The 73-year-old, who was the first woman in the Jamaica Constabulary Force's motorcycle traffic unit, said she had no choice but to use a wheelchair to get around at the airport as she was advised by her doctor not to lift or carry anything weighing more than 10 pounds.

"I am wondering what type of value they are putting on those of us who pay our money to be assisted. To this moment, I am still baffled that we can come out with something like that to put other human beings in… as a matter of fact, if they need transportation to take them to the Riverton City dump I will hire something to take it there. It is shameful," she bemoaned.

"I am embarrassed, I am ashamed and I want to remind us as Jamaicans and whoever else does business with us that the less fortunate — those of us who have challenges — they can make a special effort to make us feel special, because, for me, I worked for 40 years and almost four months as a police officer and I made it a point of my duty to be courteous, to be kind and to treat everybody like a human being," she said.

However, while admitting that there are some wheelchairs that have deteriorated, Bowla insisted that not all of them are in the condition described. He said that the less presentable ones had to be pulled out of the pool by team members during periods when passenger numbers increased.

He insisted that passengers do not understand the rigours of the operations, noting that "it is not practical to have perfection all the way through".

"You are never going to have the perfect equipment that is going to be used every day with so many passengers… but it is always checked every day for safety purposes," he said.

"All chairs go through a check. The main thing is a quality check — a safety check for the braking system and to ensure that everything like that is ready for our special needs passengers; that goes beyond appearance. Yes, I do agree appearance can send a concerned signal too, but they go through all those checks," he said.

He noted that the new wheelchairs were purchased from abroad in early October, but the shipment had been delayed.

Bowla said that during the wait period, the dilapidated wheelchairs were pulled from the operations, "so the only deficiency that we may have — and it is something with the airline — is that there may be a wait for persons whenever they check in or arrive to make sure they are only using those newer ones".
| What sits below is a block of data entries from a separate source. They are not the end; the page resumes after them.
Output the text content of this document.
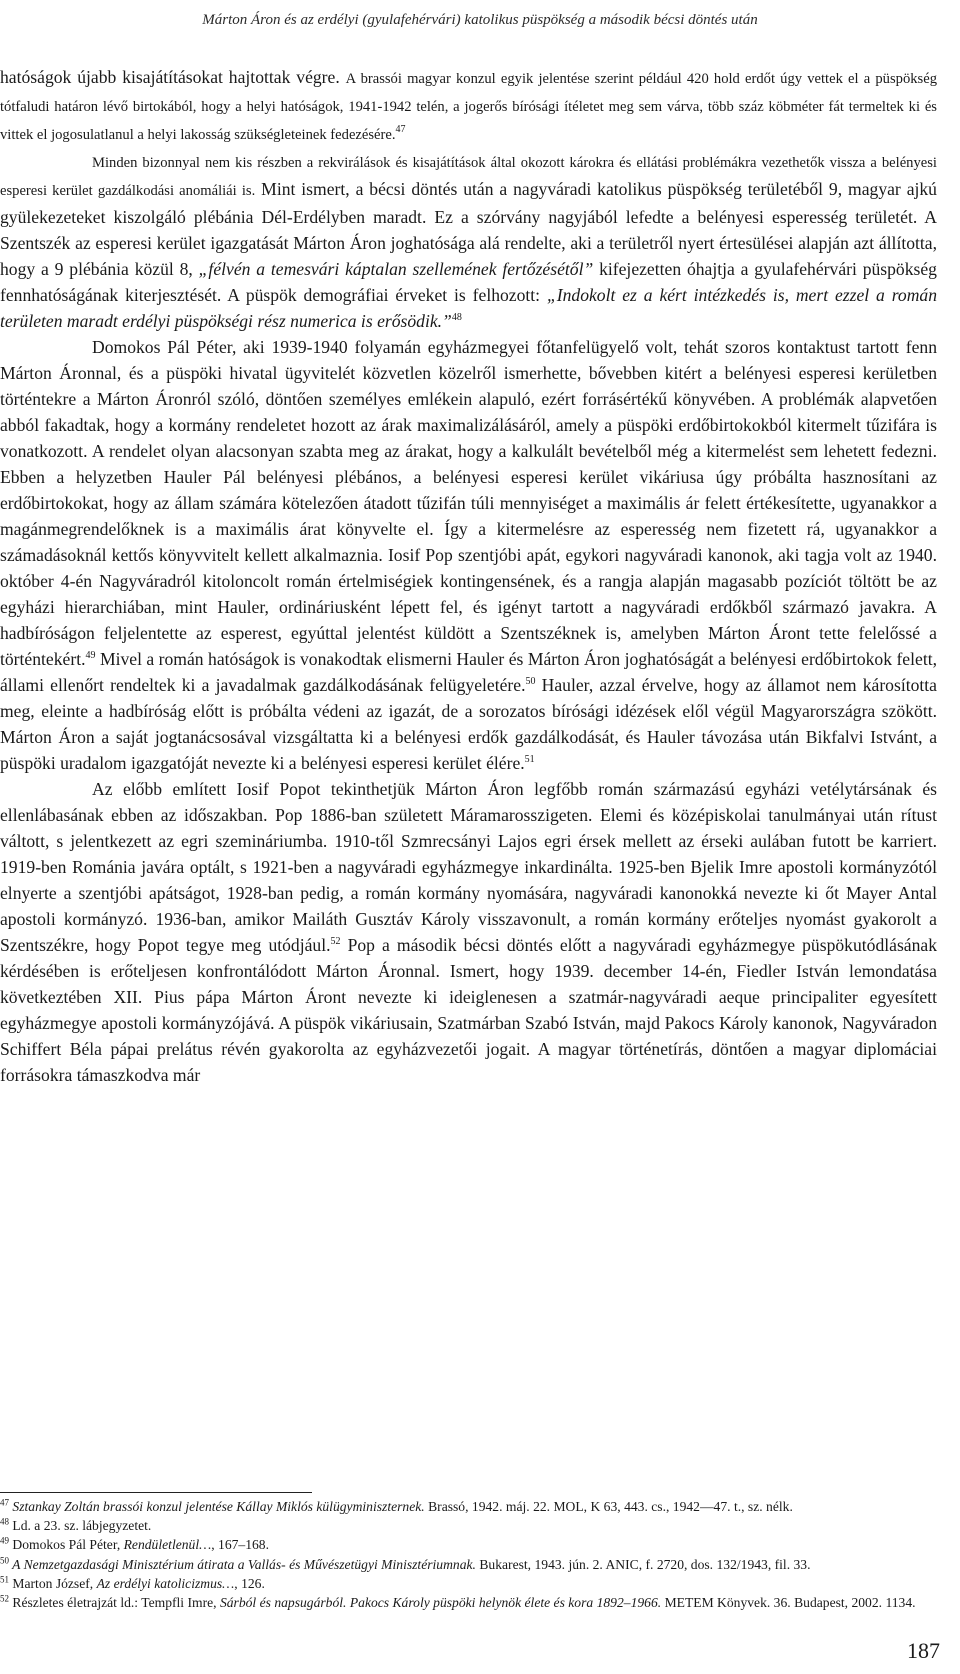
Márton Áron és az erdélyi (gyulafehérvári) katolikus püspökség a második bécsi döntés után

hatóságok újabb kisajátításokat hajtottak végre. A brassói magyar konzul egyik jelentése szerint például 420 hold erdőt úgy vettek el a püspökség tótfaludi határon lévő birtokából, hogy a helyi hatóságok, 1941-1942 telén, a jogerős bírósági ítéletet meg sem várva, több száz köbméter fát termeltek ki és vittek el jogosulatlanul a helyi lakosság szükségleteinek fedezésére.$^{47}$

Minden bizonnyal nem kis részben a rekvirálások és kisajátítások által okozott károkra és ellátási problémákra vezethetők vissza a belényesi esperesi kerület gazdálkodási anomáliái is. Mint ismert, a bécsi döntés után a nagyváradi katolikus püspökség területéből 9, magyar ajkú gyülekezeteket kiszolgáló plébánia Dél-Erdélyben maradt. Ez a szórvány nagyjából lefedte a belényesi esperesség területét. A Szentszék az esperesi kerület igazgatását Márton Áron joghatósága alá rendelte, aki a területről nyert értesülései alapján azt állította, hogy a 9 plébánia közül 8, „félvén a temesvári káptalan szellemének fertőzésétől” kifejezetten óhajtja a gyulafehérvári püspökség fennhatóságának kiterjesztését. A püspök demográfiai érveket is felhozott: „Indokolt ez a kért intézkedés is, mert ezzel a román területen maradt erdélyi püspökségi rész numerica is erősödik.”$^{48}$

Domokos Pál Péter, aki 1939-1940 folyamán egyházmegyei főtanfelügyelő volt, tehát szoros kontaktust tartott fenn Márton Áronnal, és a püspöki hivatal ügyvitelét közvetlen közelről ismerhette, bővebben kitért a belényesi esperesi kerületben történtekre a Márton Áronról szóló, döntően személyes emlékein alapuló, ezért forrásértékű könyvében. A problémák alapvetően abból fakadtak, hogy a kormány rendeletet hozott az árak maximalizálásáról, amely a püspöki erdőbirtokokból kitermelt tűzifára is vonatkozott. A rendelet olyan alacsonyan szabta meg az árakat, hogy a kalkulált bevételből még a kitermelést sem lehetett fedezni. Ebben a helyzetben Hauler Pál belényesi plébános, a belényesi esperesi kerület vikáriusa úgy próbálta hasznosítani az erdőbirtokokat, hogy az állam számára kötelezően átadott tűzifán túli mennyiséget a maximális ár felett értékesítette, ugyanakkor a magánmegrendelőknek is a maximális árat könyvelte el. Így a kitermelésre az esperesség nem fizetett rá, ugyanakkor a számadásoknál kettős könyvvitelt kellett alkalmaznia. Iosif Pop szentjóbi apát, egykori nagyváradi kanonok, aki tagja volt az 1940. október 4-én Nagyváradról kitoloncolt román értelmiségiek kontingensének, és a rangja alapján magasabb pozíciót töltött be az egyházi hierarchiában, mint Hauler, ordináriusként lépett fel, és igényt tartott a nagyváradi erdőkből származó javakra. A hadbíróságon feljelentette az esperest, egyúttal jelentést küldött a Szentszéknek is, amelyben Márton Áront tette felelőssé a történtekért.$^{49}$ Mivel a román hatóságok is vonakodtak elismerni Hauler és Márton Áron joghatóságát a belényesi erdőbirtokok felett, állami ellenőrt rendeltek ki a javadalmak gazdálkodásának felügyeletére.$^{50}$ Hauler, azzal érvelve, hogy az államot nem károsította meg, eleinte a hadbíróság előtt is próbálta védeni az igazát, de a sorozatos bírósági idézések elől végül Magyarországra szökött. Márton Áron a saját jogtanácsosával vizsgáltatta ki a belényesi erdők gazdálkodását, és Hauler távozása után Bikfalvi Istvánt, a püspöki uradalom igazgatóját nevezte ki a belényesi esperesi kerület élére.$^{51}$

Az előbb említett Iosif Popot tekinthetjük Márton Áron legfőbb román származású egyházi vetélytársának és ellenlábasának ebben az időszakban. Pop 1886-ban született Máramarosszigeten. Elemi és középiskolai tanulmányai után rítust váltott, s jelentkezett az egri szemináriumba. 1910-től Szmrecsányi Lajos egri érsek mellett az érseki aulában futott be karriert. 1919-ben Románia javára optált, s 1921-ben a nagyváradi egyházmegye inkardinálta. 1925-ben Bjelik Imre apostoli kormányzótól elnyerte a szentjóbi apátságot, 1928-ban pedig, a román kormány nyomására, nagyváradi kanonokká nevezte ki őt Mayer Antal apostoli kormányzó. 1936-ban, amikor Mailáth Gusztáv Károly visszavonult, a román kormány erőteljes nyomást gyakorolt a Szentszékre, hogy Popot tegye meg utódjául.$^{52}$ Pop a második bécsi döntés előtt a nagyváradi egyházmegye püspökutódlásának kérdésében is erőteljesen konfrontálódott Márton Áronnal. Ismert, hogy 1939. december 14-én, Fiedler István lemondatása következtében XII. Pius pápa Márton Áront nevezte ki ideiglenesen a szatmár-nagyváradi aeque principaliter egyesített egyházmegye apostoli kormányzójává. A püspök vikáriusain, Szatmárban Szabó István, majd Pakocs Károly kanonok, Nagyváradon Schiffert Béla pápai prelátus révén gyakorolta az egyházvezetői jogait. A magyar történetírás, döntően a magyar diplomáciai forrásokra támaszkodva már

$^{47}$ Sztankay Zoltán brassói konzul jelentése Kállay Miklós külügyminiszternek. Brassó, 1942. máj. 22. MOL, K 63, 443. cs., 1942—47. t., sz. nélk.

$^{48}$ Ld. a 23. sz. lábjegyzetet.

$^{49}$ Domokos Pál Péter, Rendületlenül…, 167–168.

$^{50}$ A Nemzetgazdasági Minisztérium átirata a Vallás- és Művészetügyi Minisztériumnak. Bukarest, 1943. jún. 2. ANIC, f. 2720, dos. 132/1943, fil. 33.

$^{51}$ Marton József, Az erdélyi katolicizmus…, 126.

$^{52}$ Részletes életrajzát ld.: Tempfli Imre, Sárból és napsugárból. Pakocs Károly püspöki helynök élete és kora 1892–1966. METEM Könyvek. 36. Budapest, 2002. 1134.

187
He said that in the interim, the company had been renting wheelchairs from security companies and other handlers at the airport.

"We sometimes use each other's equipment to supplement where volumes are greater in either case," he said.

GCG Ground was established in 2009 to provide a full suite of ground handling services to airlines in the Caribbean and Latin America. It operates out of both the island's international airports. The company, which is headquartered in Florida, also has locations in the US Virgin Islands, Costa Rica, St Lucia, and Barbados.

According to its website, in addition to ramp handling and passenger services, GCG Ground furnishes customised solutions for its clients, handling everything from wheelchairs to baggage. It also boasts that the company is capable of servicing more than 33,000 flights per year.